Wie Jára Guasu erwähnt, waren Deutsche von Beginn an beteiligt an der Kolonisierung des Kontinents. Einige Jahrhunderte später zog es eine deutsche Sekte nach Chile, um 1961 die »Colonia Dignidad« zu gründen, in der systematisch Kindern sexualisierte Gewalt angetan wurde und der chilenische Geheimdienst unter der Diktatur Augusto Pinochets (1973–1990) politische Gegner folterte und ermordete. Juliana Rivas und Jakob Reimann weisen in ihrem Text zur »Colonia Dignidad« darauf hin, dass die BRD bis heute die Auslieferung damaliger Täter nach Chile verweigert.
Doch Menschen und ihre Ideen nehmen auch die umgekehrte Richtung und migrieren in die Länder, die sie kolonisiert haben. Die Beiträge des Bloque Latinoamericano Berlin sowie von Aquarela Padilla und Dario Farcy machen deutlich: Mit der für sie vorgesehenen Rolle der billigen Arbeitskraft geben sie sich nicht zufrieden. Statt dessen fordern Padilla und Farcy eine Allianz migrantischer und nichtmigrantischer Menschen, um für ein Leben in Würde für alle zu kämpfen. Hierfür bringen sie das Konzept der »Educación Popular« (Bildung von unten) und ihre Erfahrungen aus linken Bewegungen Lateinamerikas ein. Der Bloque stellt sich gegen die Instrumentalisierung von Queerness für Krieg und Kapitalismus und übt Kritik an »individualisierenden Diskursen, die uns entlang von Identitäten spalten«. Aus Unser Amerika wird in beiden Texten ein Universalismus, der für die Befreiung von kapitalistischer Unterdrückung weltweit streitet.

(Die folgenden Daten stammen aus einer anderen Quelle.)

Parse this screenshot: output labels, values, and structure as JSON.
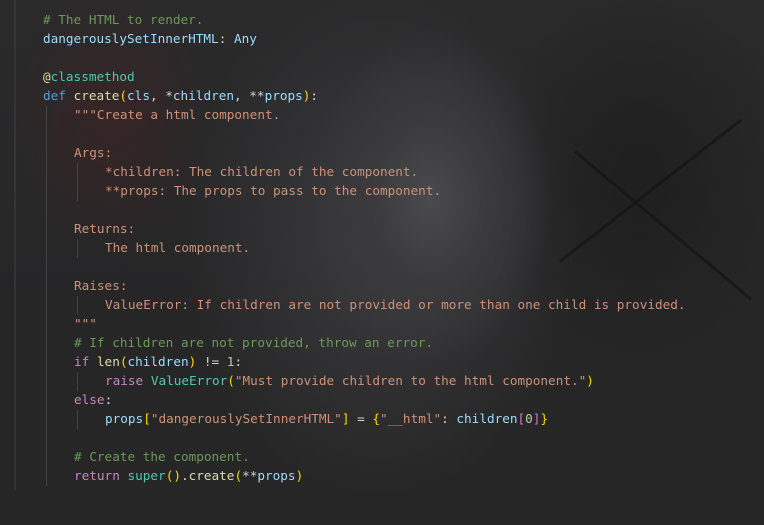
{
  "colors": {
    "comment": "#6a9955",
    "keyword": "#569cd6",
    "control": "#c586c0",
    "function": "#dcdcaa",
    "class": "#4ec9b0",
    "variable": "#9cdcfe",
    "string": "#ce9178",
    "number": "#b5cea8"
  },
  "code": {
    "l1": "# The HTML to render.",
    "l2_name": "dangerouslySetInnerHTML",
    "l2_sep": ": ",
    "l2_type": "Any",
    "l4_at": "@",
    "l4_name": "classmethod",
    "l5_def": "def",
    "l5_fn": "create",
    "l5_open": "(",
    "l5_cls": "cls",
    "l5_sep1": ", *",
    "l5_children": "children",
    "l5_sep2": ", **",
    "l5_props": "props",
    "l5_close": ")",
    "l5_colon": ":",
    "l6": "\"\"\"Create a html component.",
    "l8": "Args:",
    "l9": "*children: The children of the component.",
    "l10": "**props: The props to pass to the component.",
    "l12": "Returns:",
    "l13": "The html component.",
    "l15": "Raises:",
    "l16": "ValueError: If children are not provided or more than one child is provided.",
    "l17": "\"\"\"",
    "l18": "# If children are not provided, throw an error.",
    "l19_if": "if",
    "l19_len": "len",
    "l19_open": "(",
    "l19_children": "children",
    "l19_close": ")",
    "l19_op": " != ",
    "l19_num": "1",
    "l19_colon": ":",
    "l20_raise": "raise",
    "l20_cls": "ValueError",
    "l20_open": "(",
    "l20_str": "\"Must provide children to the html component.\"",
    "l20_close": ")",
    "l21_else": "else",
    "l21_colon": ":",
    "l22_props": "props",
    "l22_open": "[",
    "l22_key": "\"dangerouslySetInnerHTML\"",
    "l22_close": "]",
    "l22_eq": " = ",
    "l22_bopen": "{",
    "l22_hkey": "\"__html\"",
    "l22_colon": ": ",
    "l22_children": "children",
    "l22_iopen": "[",
    "l22_idx": "0",
    "l22_iclose": "]",
    "l22_bclose": "}",
    "l24": "# Create the component.",
    "l25_return": "return",
    "l25_super": "super",
    "l25_p1": "()",
    "l25_dot": ".",
    "l25_create": "create",
    "l25_open": "(",
    "l25_stars": "**",
    "l25_props": "props",
    "l25_close": ")"
  }
}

Eine neue Chance auf Emanzipation von westlicher Dominanz aus ganz anderer Richtung diskutiert Elias Korte in seinem Text »Drahtseilakt in Bogotá«: Der wirtschaftliche Aufstieg Chinas bietet Staaten wie Kolumbien die Möglichkeit, Handel und Finanzierungsquellen zu diversifizieren sowie von Beijings Investitionen in Infrastrukturprojekte zu profitieren. Klar ist, dass die Region zunehmend durch China geprägt wird und die Bedeutung von USA und EU nachlässt. Ob das ihre Emanzipation voranbringen wird, bleibt eine offene Frage.